Even though he grew up and subsequently remained obsessed with westerns, Howard Hawks, John Wayne, and Clint Eastwood, John Carpenter has never made one of his own, which seems strange.
In his defence, Assault on Precinct 13 was basically a remake of Hawks and Wayne’s Rio Bravo, not that the filmmaker tried to hide it when he credited himself as the editor under the pseudonym of John T Chance, the name of the protagonist played by ‘The Duke’ in the 1959 classic.
The genre, particularly Eastwood’s ‘Man with No Name’, had a profound influence on Snake Plissken and his two outings in Escape from New York and Escape from LA, while Vampires borrows many western tropes, plants them in the modern day, and gives them a self-explanatory and toothy twist.
Carpenter was never going to be a guy who dabbled in serious drama or broad comedy, although his movies have often featured plenty of both, which is why his Elvis Presley biopic remains such an outlier in a filmography that’s almost entirely populated by nerve-shredding thrills, unsettling sci-fi, and knife-wielding mayhem.
It’s the only non-genre feature he’s ever directed, and the fact that it premiered on ABC less than four months after Halloween was released made it even stranger.

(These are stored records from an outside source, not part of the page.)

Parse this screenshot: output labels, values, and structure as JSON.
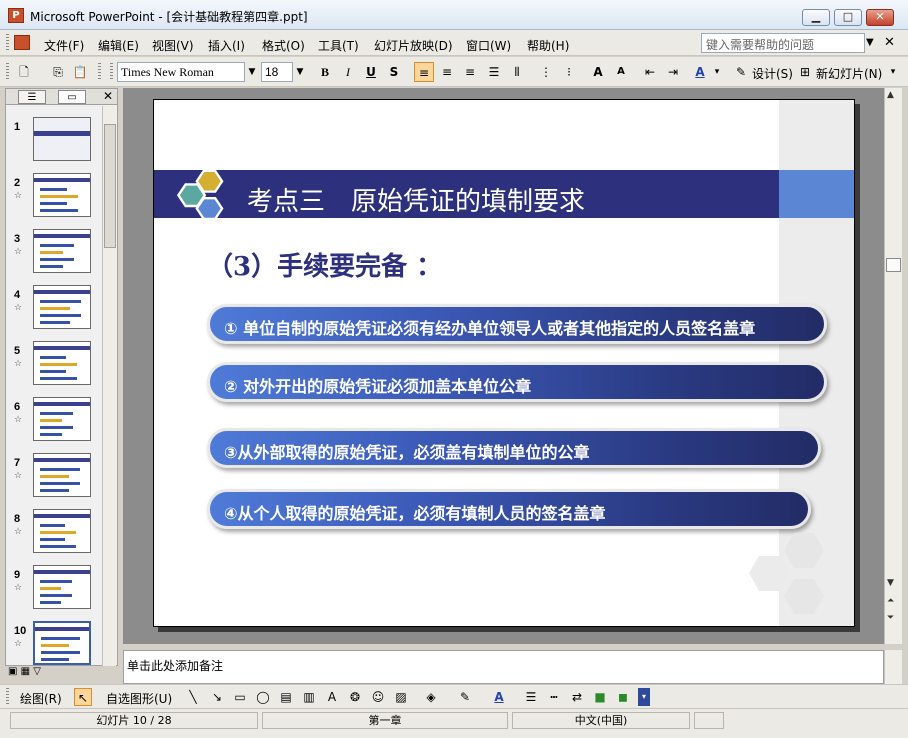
{
  "window": {
    "title": "Microsoft PowerPoint - [会计基础教程第四章.ppt]",
    "minimize": "▁",
    "maximize": "□",
    "close": "✕"
  },
  "menu": {
    "items": [
      "文件(F)",
      "编辑(E)",
      "视图(V)",
      "插入(I)",
      "格式(O)",
      "工具(T)",
      "幻灯片放映(D)",
      "窗口(W)",
      "帮助(H)"
    ],
    "help_placeholder": "键入需要帮助的问题"
  },
  "toolbar": {
    "font_name": "Times New Roman",
    "font_size": "18",
    "bold": "B",
    "italic": "I",
    "underline": "U",
    "shadow": "S",
    "design_label": "设计(S)",
    "new_slide_label": "新幻灯片(N)"
  },
  "slides": {
    "total": 28,
    "current": 10,
    "thumbnails": [
      "1",
      "2",
      "3",
      "4",
      "5",
      "6",
      "7",
      "8",
      "9",
      "10"
    ]
  },
  "slide": {
    "title": "考点三　原始凭证的填制要求",
    "subtitle": "（3）手续要完备 ：",
    "items": [
      "① 单位自制的原始凭证必须有经办单位领导人或者其他指定的人员签名盖章",
      "② 对外开出的原始凭证必须加盖本单位公章",
      "③从外部取得的原始凭证，必须盖有填制单位的公章",
      "④从个人取得的原始凭证，必须有填制人员的签名盖章"
    ],
    "colors": {
      "title_bar": "#2d307c",
      "accent": "#5b86d4",
      "hex_teal": "#5aa8a0",
      "hex_gold": "#d4b032",
      "hex_blue": "#5b86d4"
    }
  },
  "notes": {
    "placeholder": "单击此处添加备注"
  },
  "drawing": {
    "draw_label": "绘图(R)",
    "autoshapes_label": "自选图形(U)"
  },
  "status": {
    "slide_info": "幻灯片 10 / 28",
    "design_name": "第一章",
    "language": "中文(中国)"
  }
}
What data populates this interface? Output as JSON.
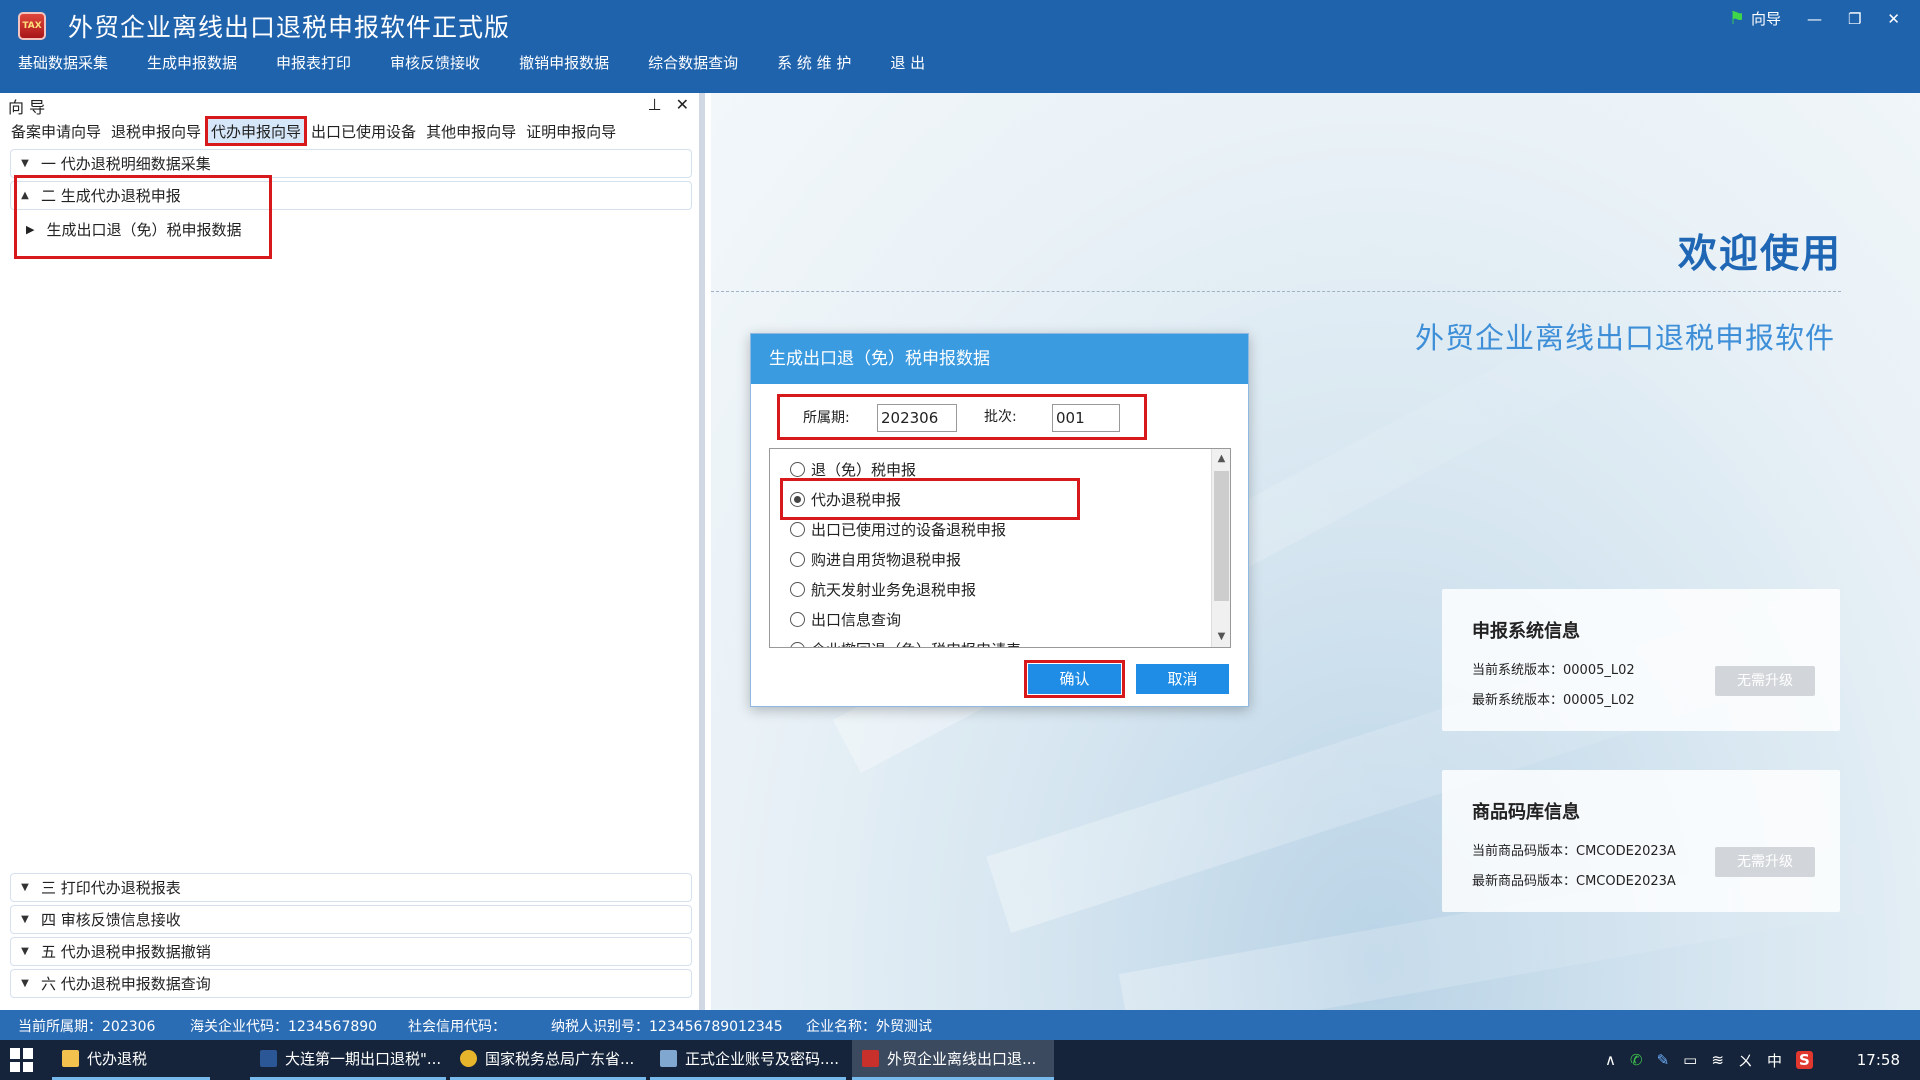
{
  "app": {
    "title": "外贸企业离线出口退税申报软件正式版",
    "logo_text": "TAX",
    "guide_label": "向导",
    "minimize": "—",
    "restore": "❐",
    "close": "✕"
  },
  "menu": [
    "基础数据采集",
    "生成申报数据",
    "申报表打印",
    "审核反馈接收",
    "撤销申报数据",
    "综合数据查询",
    "系 统 维 护",
    "退 出"
  ],
  "panel": {
    "title": "向 导",
    "pin": "⊥",
    "close": "✕",
    "tabs": [
      "备案申请向导",
      "退税申报向导",
      "代办申报向导",
      "出口已使用设备",
      "其他申报向导",
      "证明申报向导"
    ],
    "active_tab": "代办申报向导",
    "tree": [
      {
        "label": "一 代办退税明细数据采集",
        "arrow": "▼"
      },
      {
        "label": "二 生成代办退税申报",
        "arrow": "▲",
        "children": [
          "生成出口退（免）税申报数据"
        ]
      },
      {
        "label": "三 打印代办退税报表",
        "arrow": "▼"
      },
      {
        "label": "四 审核反馈信息接收",
        "arrow": "▼"
      },
      {
        "label": "五 代办退税申报数据撤销",
        "arrow": "▼"
      },
      {
        "label": "六 代办退税申报数据查询",
        "arrow": "▼"
      }
    ],
    "child_arrow": "▶"
  },
  "welcome": {
    "title": "欢迎使用",
    "subtitle": "外贸企业离线出口退税申报软件"
  },
  "system_info": {
    "title": "申报系统信息",
    "current_label": "当前系统版本：",
    "current_value": "00005_L02",
    "latest_label": "最新系统版本：",
    "latest_value": "00005_L02",
    "button": "无需升级"
  },
  "code_info": {
    "title": "商品码库信息",
    "current_label": "当前商品码版本：",
    "current_value": "CMCODE2023A",
    "latest_label": "最新商品码版本：",
    "latest_value": "CMCODE2023A",
    "button": "无需升级"
  },
  "dialog": {
    "title": "生成出口退（免）税申报数据",
    "period_label": "所属期:",
    "period_value": "202306",
    "batch_label": "批次:",
    "batch_value": "001",
    "options": [
      {
        "label": "退（免）税申报",
        "checked": false
      },
      {
        "label": "代办退税申报",
        "checked": true
      },
      {
        "label": "出口已使用过的设备退税申报",
        "checked": false
      },
      {
        "label": "购进自用货物退税申报",
        "checked": false
      },
      {
        "label": "航天发射业务免退税申报",
        "checked": false
      },
      {
        "label": "出口信息查询",
        "checked": false
      },
      {
        "label": "企业撤回退（免）税申报申请表",
        "checked": false
      }
    ],
    "scroll_up": "▲",
    "scroll_down": "▼",
    "confirm": "确认",
    "cancel": "取消"
  },
  "status": {
    "period": "当前所属期：202306",
    "customs_code": "海关企业代码：1234567890",
    "credit_code": "社会信用代码：",
    "taxpayer_id": "纳税人识别号：123456789012345",
    "company": "企业名称：外贸测试"
  },
  "taskbar": {
    "tasks": [
      {
        "label": "代办退税",
        "icon_color": "#f2c14e",
        "state": "open"
      },
      {
        "label": "大连第一期出口退税\"...",
        "icon_color": "#2b5797",
        "state": "open"
      },
      {
        "label": "国家税务总局广东省...",
        "icon_color": "#e7b52c",
        "state": "open"
      },
      {
        "label": "正式企业账号及密码....",
        "icon_color": "#7fa7cf",
        "state": "open"
      },
      {
        "label": "外贸企业离线出口退...",
        "icon_color": "#c8312b",
        "state": "active"
      }
    ],
    "tray": [
      "∧",
      "✆",
      "✎",
      "▭",
      "≋",
      "ㄨ",
      "中",
      "S"
    ],
    "clock": "17:58"
  },
  "colors": {
    "titlebar": "#1f63ad",
    "accent": "#1f8de6",
    "highlight": "#d7191c"
  }
}
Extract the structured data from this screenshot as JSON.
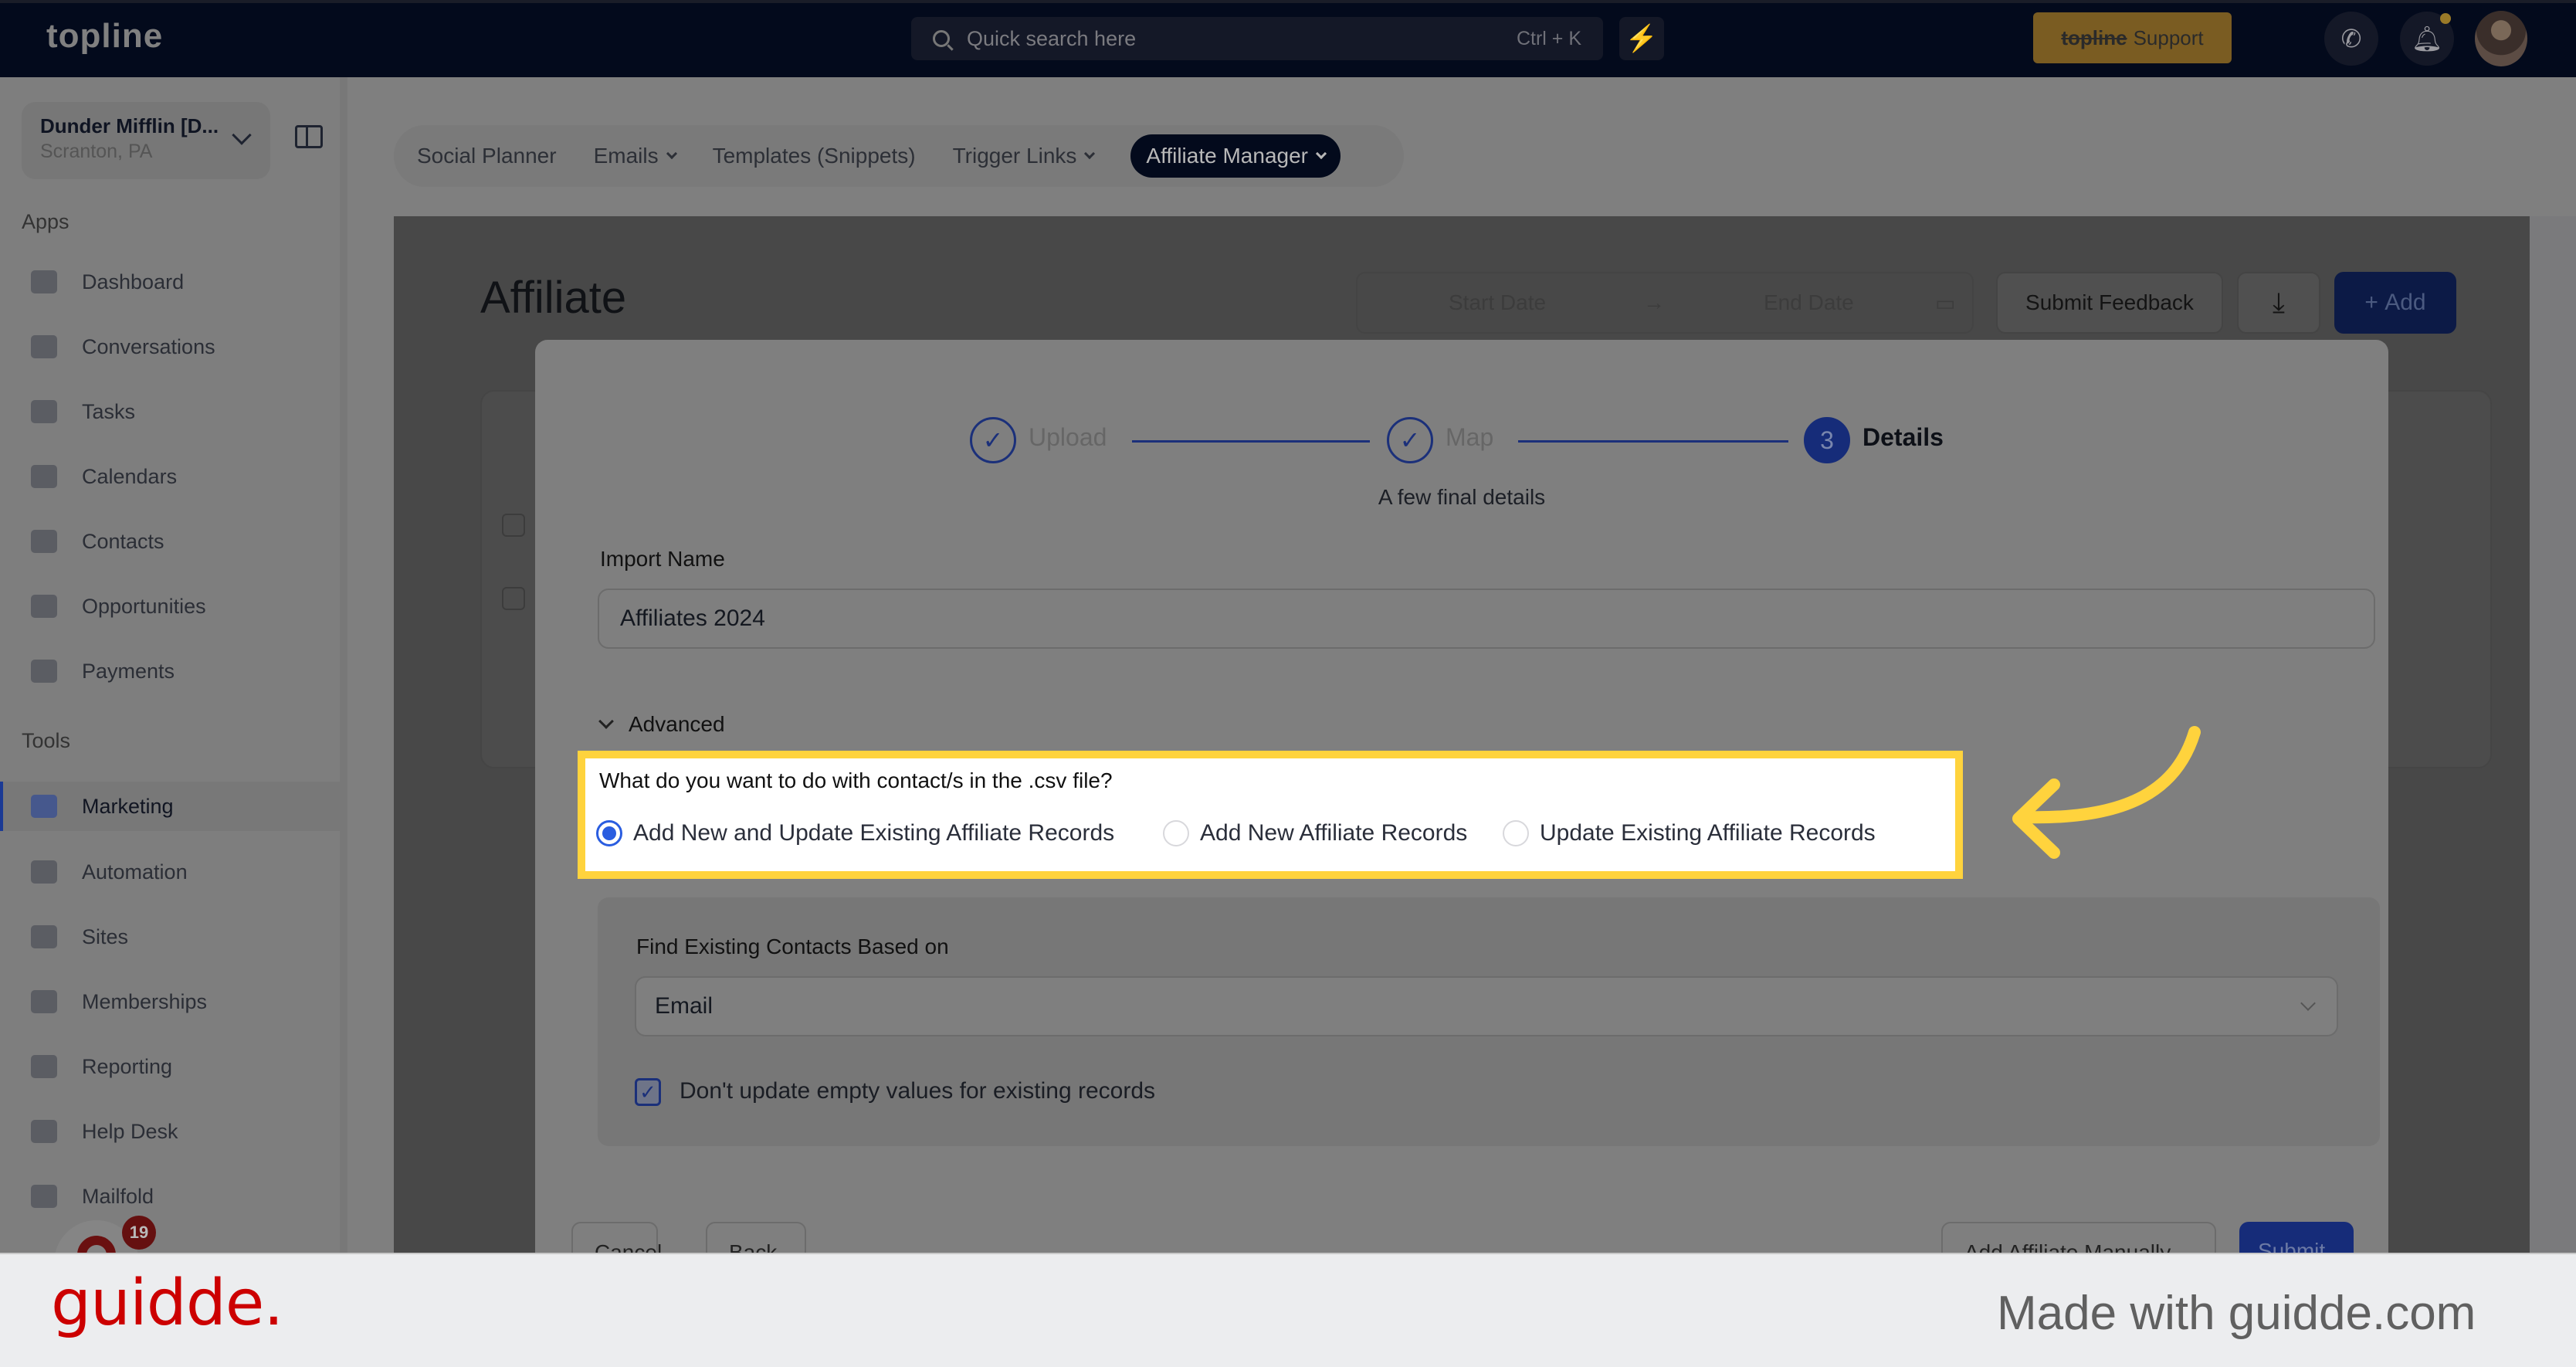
{
  "topbar": {
    "logo": "topline",
    "search_placeholder": "Quick search here",
    "search_shortcut": "Ctrl + K",
    "support_brand": "topline",
    "support_label": "Support"
  },
  "sidebar": {
    "account_name": "Dunder Mifflin [D...",
    "account_location": "Scranton, PA",
    "apps_heading": "Apps",
    "apps": [
      {
        "label": "Dashboard",
        "icon": "dashboard-icon"
      },
      {
        "label": "Conversations",
        "icon": "chat-icon"
      },
      {
        "label": "Tasks",
        "icon": "task-icon"
      },
      {
        "label": "Calendars",
        "icon": "calendar-icon"
      },
      {
        "label": "Contacts",
        "icon": "user-icon"
      },
      {
        "label": "Opportunities",
        "icon": "target-icon"
      },
      {
        "label": "Payments",
        "icon": "card-icon"
      }
    ],
    "tools_heading": "Tools",
    "tools": [
      {
        "label": "Marketing",
        "icon": "megaphone-icon",
        "active": true
      },
      {
        "label": "Automation",
        "icon": "gears-icon"
      },
      {
        "label": "Sites",
        "icon": "globe-icon"
      },
      {
        "label": "Memberships",
        "icon": "users-plus-icon"
      },
      {
        "label": "Reporting",
        "icon": "pie-chart-icon"
      },
      {
        "label": "Help Desk",
        "icon": "help-icon"
      },
      {
        "label": "Mailfold",
        "icon": "mail-icon"
      }
    ],
    "widget_badge": "19"
  },
  "subnav": {
    "tabs": [
      {
        "label": "Social Planner",
        "dropdown": false
      },
      {
        "label": "Emails",
        "dropdown": true
      },
      {
        "label": "Templates (Snippets)",
        "dropdown": false
      },
      {
        "label": "Trigger Links",
        "dropdown": true
      },
      {
        "label": "Affiliate Manager",
        "dropdown": true,
        "active": true
      }
    ]
  },
  "page": {
    "title": "Affiliate",
    "start_date_placeholder": "Start Date",
    "end_date_placeholder": "End Date",
    "submit_feedback": "Submit Feedback",
    "add_label": "Add"
  },
  "modal": {
    "steps": [
      {
        "label": "Upload",
        "state": "done"
      },
      {
        "label": "Map",
        "state": "done"
      },
      {
        "label": "Details",
        "state": "current",
        "number": "3"
      }
    ],
    "subtitle": "A few final details",
    "import_name_label": "Import Name",
    "import_name_value": "Affiliates 2024",
    "advanced_label": "Advanced",
    "question": "What do you want to do with contact/s in the .csv file?",
    "options": [
      {
        "label": "Add New and Update Existing Affiliate Records",
        "selected": true
      },
      {
        "label": "Add New Affiliate Records",
        "selected": false
      },
      {
        "label": "Update Existing Affiliate Records",
        "selected": false
      }
    ],
    "find_label": "Find Existing Contacts Based on",
    "find_value": "Email",
    "checkbox_label": "Don't update empty values for existing records",
    "checkbox_checked": true,
    "buttons": {
      "cancel": "Cancel",
      "back": "Back",
      "add_manually": "Add Affiliate Manually",
      "submit": "Submit"
    }
  },
  "annotation": {
    "highlight_color": "#ffd33d"
  },
  "footer": {
    "brand": "guidde.",
    "made_with": "Made with guidde.com"
  }
}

Carpenter had just made one of the most profitable pictures in cinema history and instigated a paradigm shift in big-screen horror, only to immediately pivot to telling the life story of a musical icon.
He did it because he fancied a change of pace, with Elvis being the first post-Halloween script that didn’t involve blood, guts, and horror that he felt a personal connection with, being a fan of ‘The King’. However, the only reason the screenplay ended up on his desk in the first place was that nobody else wanted to do it.
“My earliest memory of Elvis was the gigantic screenplay,” Carpenter recalled to Justin Beahm. “Everybody in town had turned this thing down because they thought it was going to be a piece of shit. I loved Elvis, and was a big fan. We got this guy I didn’t know named Kurt Russell to play Elvis. That was baptism by fire.”
Russell wasn’t entirely sold on the prospect either, but since everyone told him he wouldn’t be able to pull it off, he agreed to play the lead role, prove his critics wrong, and give them a performative middle finger. After dealing with “180 pages of script, 88 speaking parts, and 150 different locations, all in 30 days,” though, Carpenter admitted that he “would never want to work that hard again.”
The filmmaker wasn’t enthused at not being allowed to edit or compose the score for Elvis, something he’d become accustomed to, but a Golden Globe nomination for ‘Best Television Film’ and showcasing his abilities to direct something other than horror must have helped soften the blow.